ほうほう、と相槌を打った私の横で、フィカルも同じように小さく頷いた。
「……知らなかったのか……。星5つ取ったときの座学で教えられるだろう」
フィカルはまた動こうとした竜の頭に片足を乗せて、服の下のギルドカードを取り出す。半透明の素材で出来たそれには名前とギルドの文様が小さく載っており、そして一面に星が星座の形に散る。昇格すればカードの星が増える仕組みだ。
ルドさんと一緒にカードを覗き込むと。星は4つのコガタリュウ座。変わっていない。
「……お前、竜は名前を付けるまで際限なく暴れるだろう。それはどうしてたんだ」
「殴った」
明快な応えが返ってくる。
「……星4つで……俺より……一人で……何も知らんやつが……」
「ルドさん、どうどう」
ルドさんがブルブルと震えながらつぶやき出したので、私はとりあえず宥めてみる。ルドさんはふーっと長い溜息を吐いて気持ちを整理してから、びしっと肩を叩いた。

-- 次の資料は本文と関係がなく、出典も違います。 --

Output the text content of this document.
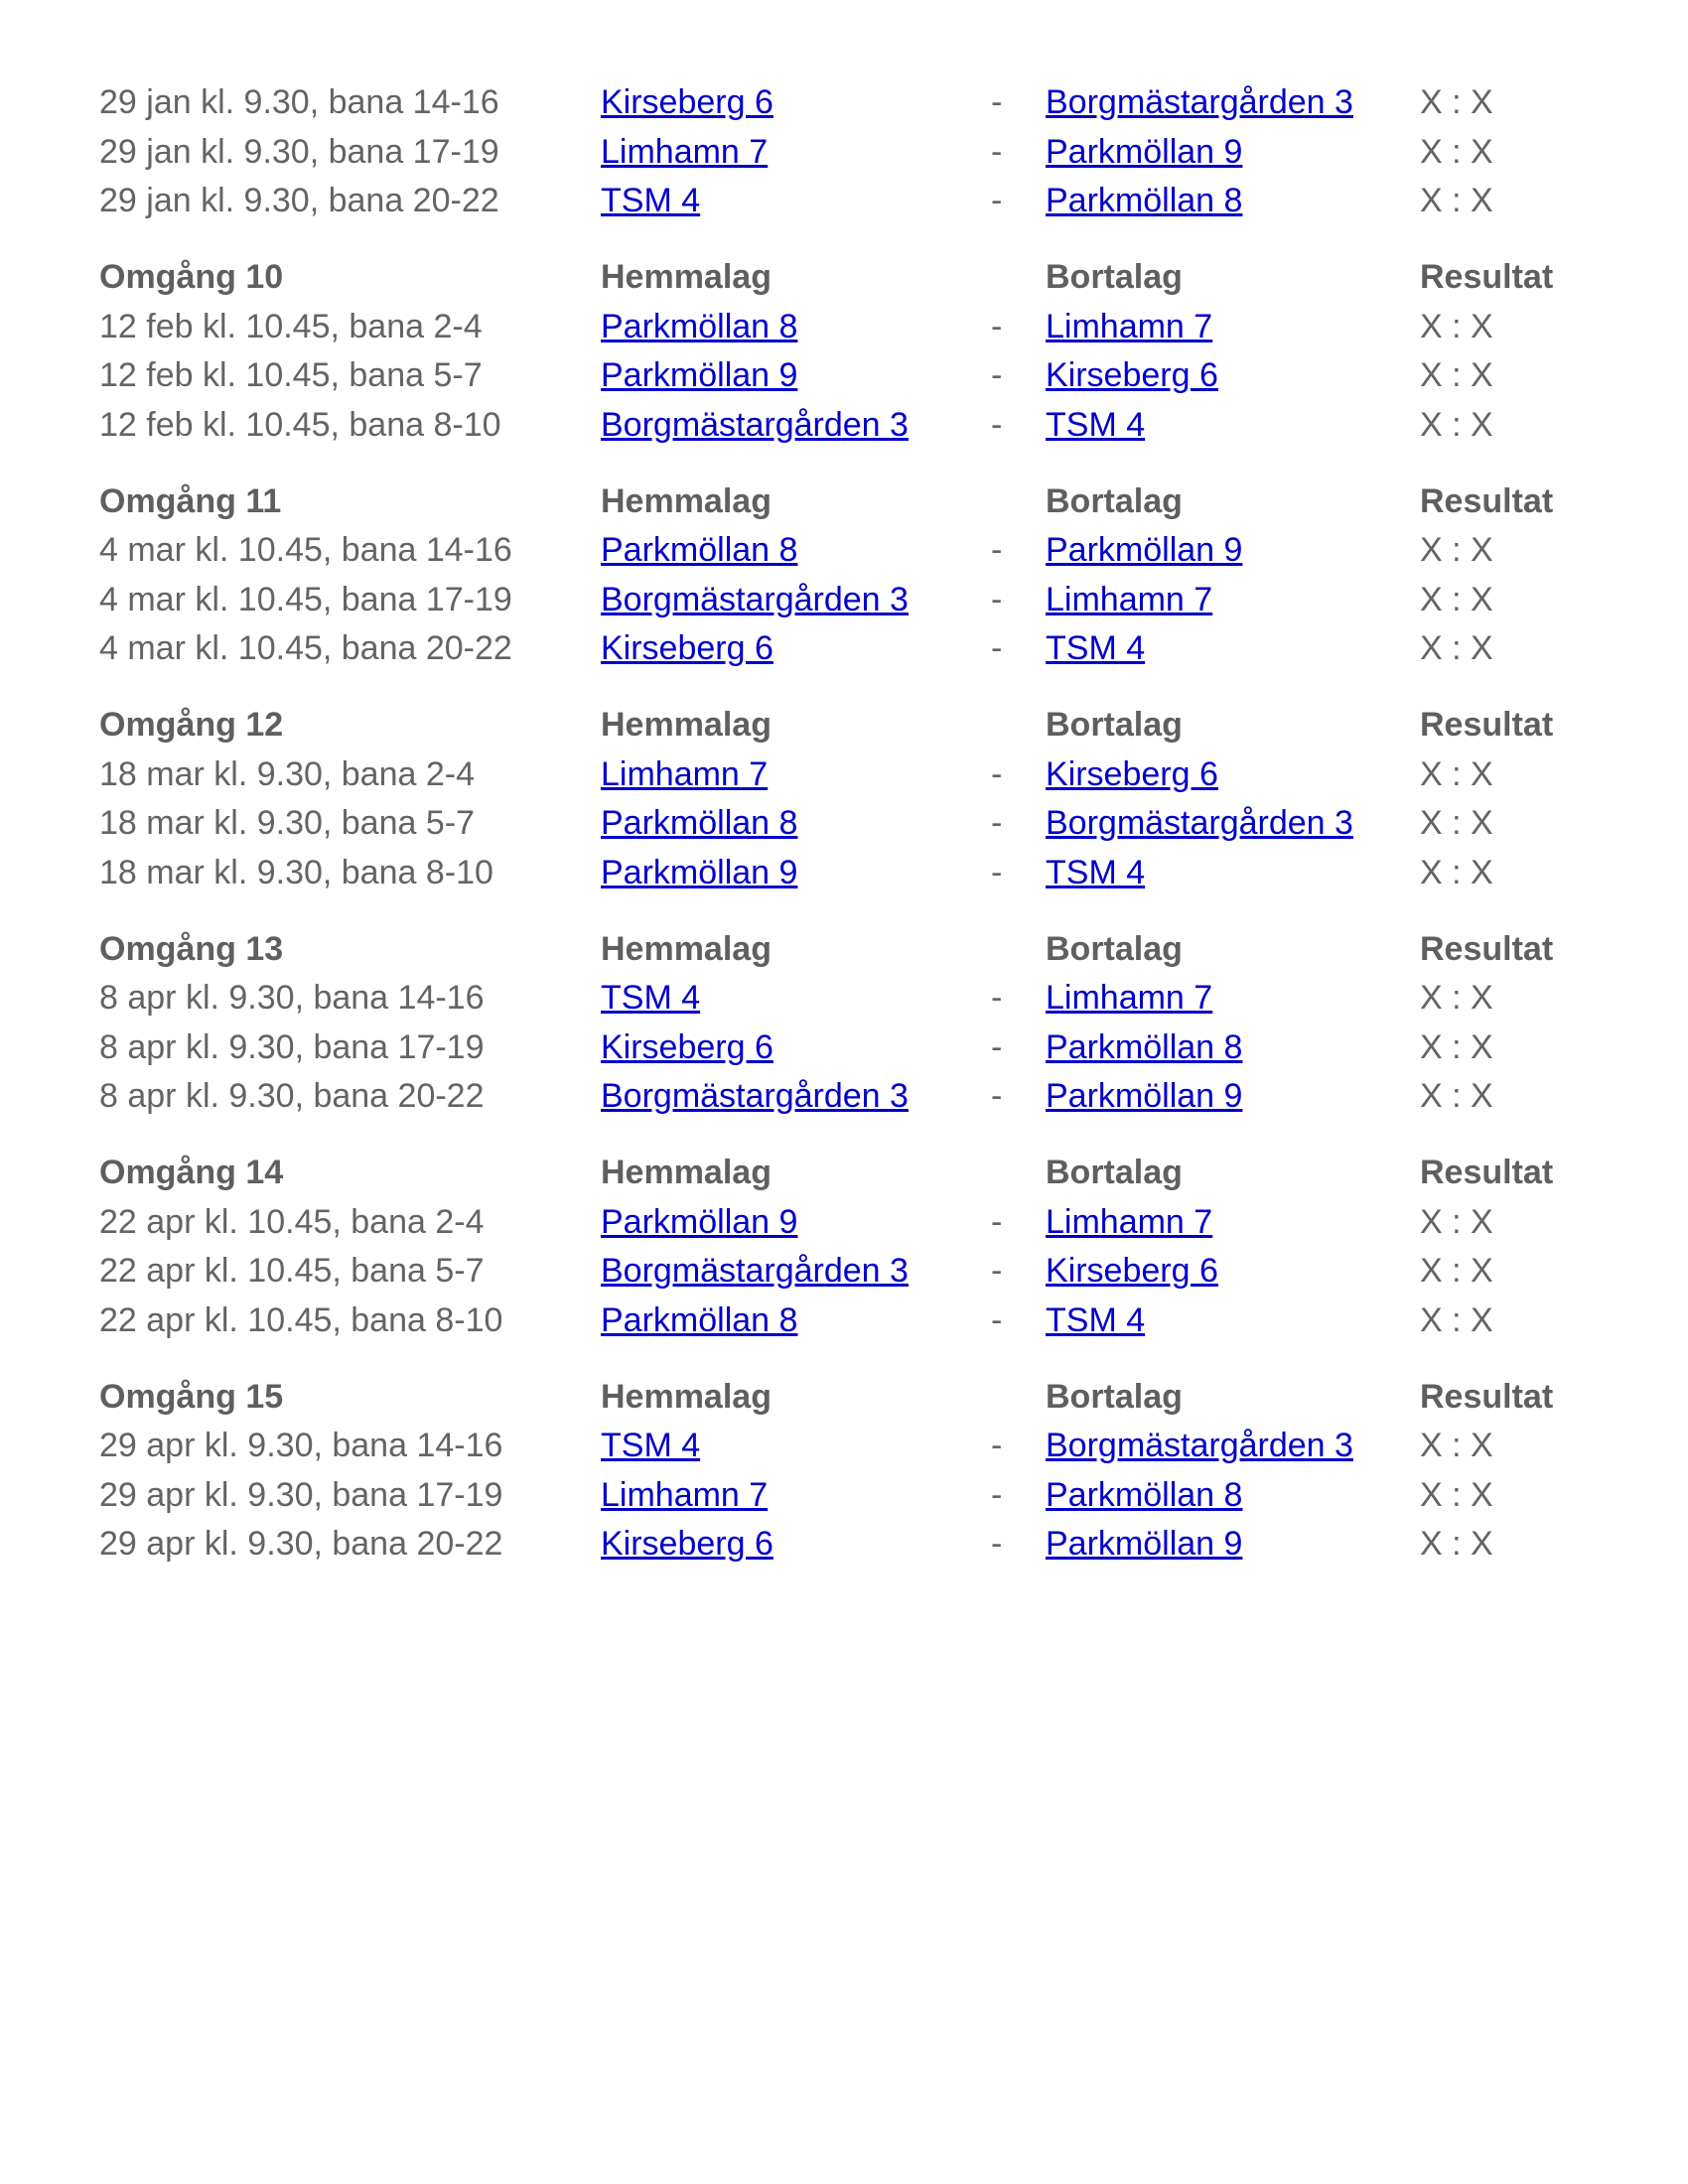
29 jan kl. 9.30, bana 14-16	Kirseberg 6	- Borgmästargården 3 X : X
29 jan kl. 9.30, bana 17-19	Limhamn 7	- Parkmöllan 9	X : X
29 jan kl. 9.30, bana 20-22	TSM 4	- Parkmöllan 8	X : X
Omgång 10	Hemmalag	Bortalag	Resultat
12 feb kl. 10.45, bana 2-4	Parkmöllan 8	- Limhamn 7	X : X
12 feb kl. 10.45, bana 5-7	Parkmöllan 9	- Kirseberg 6	X : X
12 feb kl. 10.45, bana 8-10	Borgmästargården 3 - TSM 4	X : X
Omgång 11	Hemmalag	Bortalag	Resultat
4 mar kl. 10.45, bana 14-16	Parkmöllan 8	- Parkmöllan 9	X : X
4 mar kl. 10.45, bana 17-19	Borgmästargården 3 - Limhamn 7	X : X
4 mar kl. 10.45, bana 20-22	Kirseberg 6	- TSM 4	X : X
Omgång 12	Hemmalag	Bortalag	Resultat
18 mar kl. 9.30, bana 2-4	Limhamn 7	- Kirseberg 6	X : X
18 mar kl. 9.30, bana 5-7	Parkmöllan 8	- Borgmästargården 3 X : X
18 mar kl. 9.30, bana 8-10	Parkmöllan 9	- TSM 4	X : X
Omgång 13	Hemmalag	Bortalag	Resultat
8 apr kl. 9.30, bana 14-16	TSM 4	- Limhamn 7	X : X
8 apr kl. 9.30, bana 17-19	Kirseberg 6	- Parkmöllan 8	X : X
8 apr kl. 9.30, bana 20-22	Borgmästargården 3 - Parkmöllan 9	X : X
Omgång 14	Hemmalag	Bortalag	Resultat
22 apr kl. 10.45, bana 2-4	Parkmöllan 9	- Limhamn 7	X : X
22 apr kl. 10.45, bana 5-7	Borgmästargården 3 - Kirseberg 6	X : X
22 apr kl. 10.45, bana 8-10	Parkmöllan 8	- TSM 4	X : X
Omgång 15	Hemmalag	Bortalag	Resultat
29 apr kl. 9.30, bana 14-16	TSM 4	- Borgmästargården 3 X : X
29 apr kl. 9.30, bana 17-19	Limhamn 7	- Parkmöllan 8	X : X
29 apr kl. 9.30, bana 20-22	Kirseberg 6	- Parkmöllan 9	X : X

「昇格試験、受けろ。……あと、とりあえず、この竜の名前だ」
「ギャオォッ」
そうだぞっとでも言うように、踏み付けられたままの竜が鳴いた。フィカルはそれを見下ろして、私を見て、ふむ、と考え込む。しばらくの後にフィカルはぽつっと呟いた。
「スー」
「ギャオッ」
「今、私の名前から適当に連想しなかった?」
満足顔の竜改めスーとフィカルに対して、私は何となく納得行かない。今度はルドさんが私をどうどうと慰めて、暴れ竜襲撃事件は幕を閉じたのであった。
先程とは打って変わってルンルンとフィカルに従っている竜を連れて子供達を迎えに行くと、状況がよくわかってない3人と1匹は木の股から飛び出るなりわんわんと泣き出した。説明をして安全だと言っても涙は急に止まれない。ルドさんは今更ながらヒメコリュウが違和感なく混じっていることに呆れている。

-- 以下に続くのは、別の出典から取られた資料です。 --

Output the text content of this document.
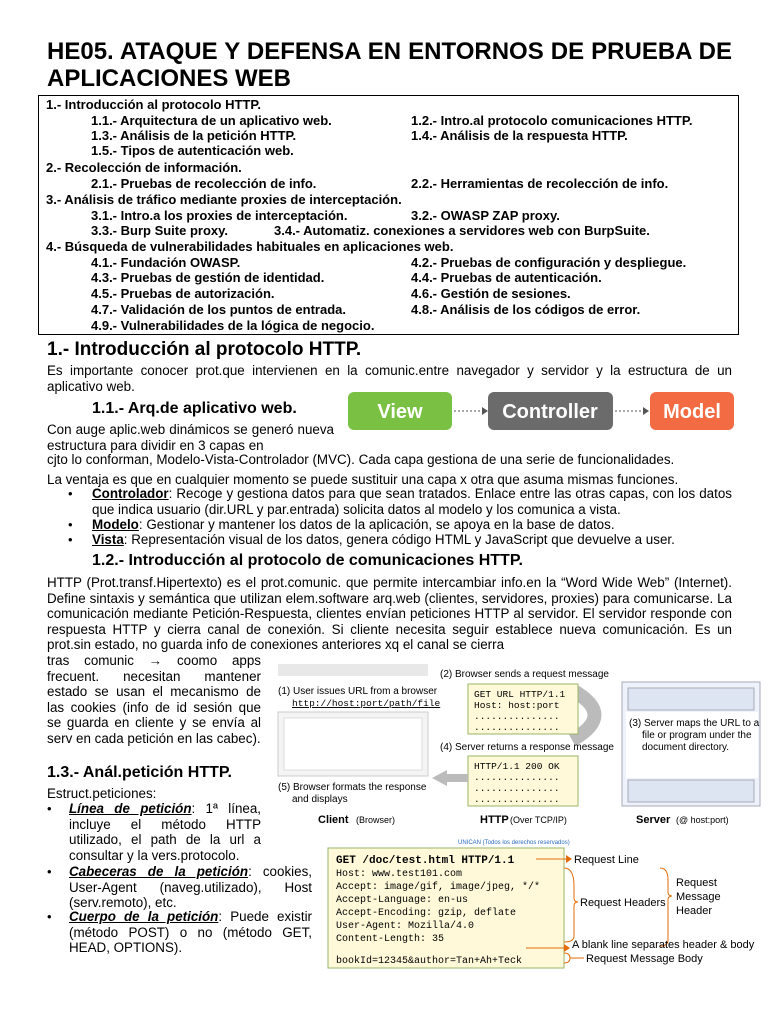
HE05. ATAQUE Y DEFENSA EN ENTORNOS DE PRUEBA DE APLICACIONES WEB
1.- Introducción al protocolo HTTP.
1.1.- Arquitectura de un aplicativo web.	1.2.- Intro.al protocolo comunicaciones HTTP.
1.3.- Análisis de la petición HTTP.	1.4.- Análisis de la respuesta HTTP.
1.5.- Tipos de autenticación web.
2.- Recolección de información.
2.1.- Pruebas de recolección de info.	2.2.- Herramientas de recolección de info.
3.- Análisis de tráfico mediante proxies de interceptación.
3.1.- Intro.a los proxies de interceptación.	3.2.- OWASP ZAP proxy.
3.3.- Burp Suite proxy.	3.4.- Automatiz. conexiones a servidores web con BurpSuite.
4.- Búsqueda de vulnerabilidades habituales en aplicaciones web.
4.1.- Fundación OWASP.	4.2.- Pruebas de configuración y despliegue.
4.3.- Pruebas de gestión de identidad.	4.4.- Pruebas de autenticación.
4.5.- Pruebas de autorización.	4.6.- Gestión de sesiones.
4.7.- Validación de los puntos de entrada.	4.8.- Análisis de los códigos de error.
4.9.- Vulnerabilidades de la lógica de negocio.
1.- Introducción al protocolo HTTP.
Es importante conocer prot.que intervienen en la comunic.entre navegador y servidor y la estructura de un aplicativo web.
1.1.- Arq.de aplicativo web.	View	Controller	Model
Con auge aplic.web dinámicos se generó nueva estructura para dividir en 3 capas en
cjto lo conforman, Modelo-Vista-Controlador (MVC). Cada capa gestiona de una serie de funcionalidades.
La ventaja es que en cualquier momento se puede sustituir una capa x otra que asuma mismas funciones.
• Controlador: Recoge y gestiona datos para que sean tratados. Enlace entre las otras capas, con los datos que indica usuario (dir.URL y par.entrada) solicita datos al modelo y los comunica a vista.
• Modelo: Gestionar y mantener los datos de la aplicación, se apoya en la base de datos.
• Vista: Representación visual de los datos, genera código HTML y JavaScript que devuelve a user.
1.2.- Introducción al protocolo de comunicaciones HTTP.
HTTP (Prot.transf.Hipertexto) es el prot.comunic. que permite intercambiar info.en la “Word Wide Web” (Internet). Define sintaxis y semántica que utilizan elem.software arq.web (clientes, servidores, proxies) para comunicarse. La comunicación mediante Petición-Respuesta, clientes envían peticiones HTTP al servidor. El servidor responde con respuesta HTTP y cierra canal de conexión. Si cliente necesita seguir establece nueva comunicación. Es un prot.sin estado, no guarda info de conexiones anteriores xq el canal se cierra
tras comunic → coomo apps frecuent. necesitan mantener estado se usan el mecanismo de las cookies (info de id sesión que se guarda en cliente y se envía al serv en cada petición en las cabec).
1.3.- Anál.petición HTTP.
Estruct.peticiones:
• Línea de petición: 1ª línea, incluye el método HTTP utilizado, el path de la url a consultar y la vers.protocolo.
• Cabeceras de la petición: cookies, User-Agent (naveg.utilizado), Host (serv.remoto), etc.
• Cuerpo de la petición: Puede existir (método POST) o no (método GET, HEAD, OPTIONS).
(1) User issues URL from a browser
http://host:port/path/file
(5) Browser formats the response
and displays
(2) Browser sends a request message
GET URL HTTP/1.1
Host: host:port
...............
...............
(4) Server returns a response message
HTTP/1.1 200 OK
...............
...............
...............
(3) Server maps the URL to a
file or program under the
document directory.
Client (Browser)	HTTP (Over TCP/IP)	Server (@ host:port)
UNICAN (Todos los derechos reservados)
GET /doc/test.html HTTP/1.1
Host: www.test101.com
Accept: image/gif, image/jpeg, */*
Accept-Language: en-us
Accept-Encoding: gzip, deflate
User-Agent: Mozilla/4.0
Content-Length: 35
bookId=12345&author=Tan+Ah+Teck
Request Line
Request Headers
Request
Message
Header
A blank line separates header & body
Request Message Body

しっかりとしがみつきながら泣いている子供達(とヒメコリュウ)を見ていると、ほっとするのと同時にじわっと怒りが再燃する。
「フィカル」
ちょいちょいと手招きすると、フィカルは心なしか嬉しそうな無表情で近付いてきた。さらに手招きをすると身をかがめてくる。私は朝よりも激しくその両頬を引っ張り回した。

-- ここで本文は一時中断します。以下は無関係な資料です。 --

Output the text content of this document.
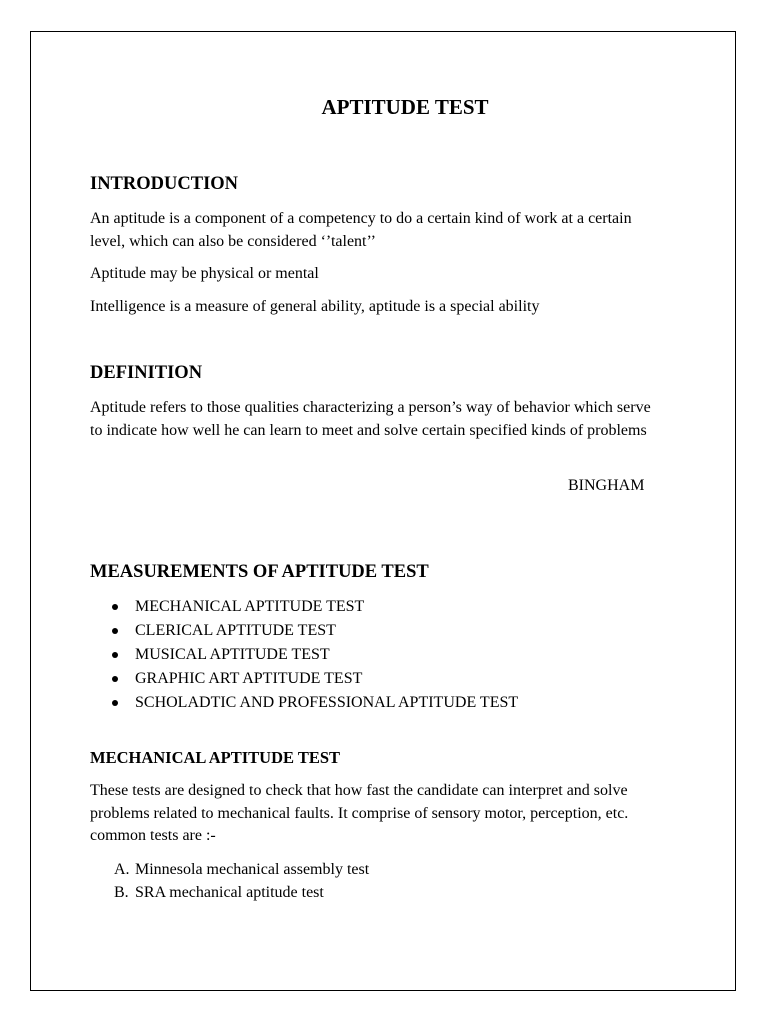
APTITUDE TEST
INTRODUCTION

An aptitude is a component of a competency to do a certain kind of work at a certain level, which can also be considered ‘’talent’’

Aptitude may be physical or mental

Intelligence is a measure of general ability, aptitude is a special ability

DEFINITION

Aptitude refers to those qualities characterizing a person’s way of behavior which serve to indicate how well he can learn to meet and solve certain specified kinds of problems

BINGHAM

MEASUREMENTS OF APTITUDE TEST
MECHANICAL APTITUDE TEST
CLERICAL APTITUDE TEST
MUSICAL APTITUDE TEST
GRAPHIC ART APTITUDE TEST
SCHOLADTIC AND PROFESSIONAL APTITUDE TEST
MECHANICAL APTITUDE TEST

These tests are designed to check that how fast the candidate can interpret and solve problems related to mechanical faults. It comprise of sensory motor, perception, etc. common tests are :-

A. Minnesola mechanical assembly test
B. SRA mechanical aptitude test
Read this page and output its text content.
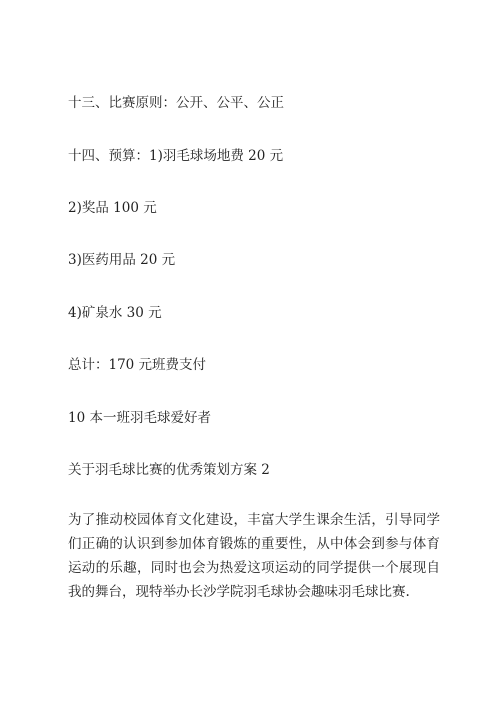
十三、比赛原则：公开、公平、公正
十四、预算：1)羽毛球场地费 20 元
2)奖品 100 元
3)医药用品 20 元
4)矿泉水 30 元
总计：170 元班费支付
10 本一班羽毛球爱好者
关于羽毛球比赛的优秀策划方案 2
为了推动校园体育文化建设，丰富大学生课余生活，引导同学们正确的认识到参加体育锻炼的重要性，从中体会到参与体育运动的乐趣，同时也会为热爱这项运动的同学提供一个展现自我的舞台，现特举办长沙学院羽毛球协会趣味羽毛球比赛.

「子供達をこんなにびびらせて〜……! 先に説明とかしとけばよかったでしょ!」
「ふははい」
「死ぬかと思ったんだから!!」
「ほへんははい」
びしびしと叱ってしまったせいか、スーが私をフィカルより上のやつだと判断してしまっていたというのは、後にわかることである。
珍しく殊勝に謝っているフィカルの頬の限界に挑戦していると、マルスがあっと声を上げた。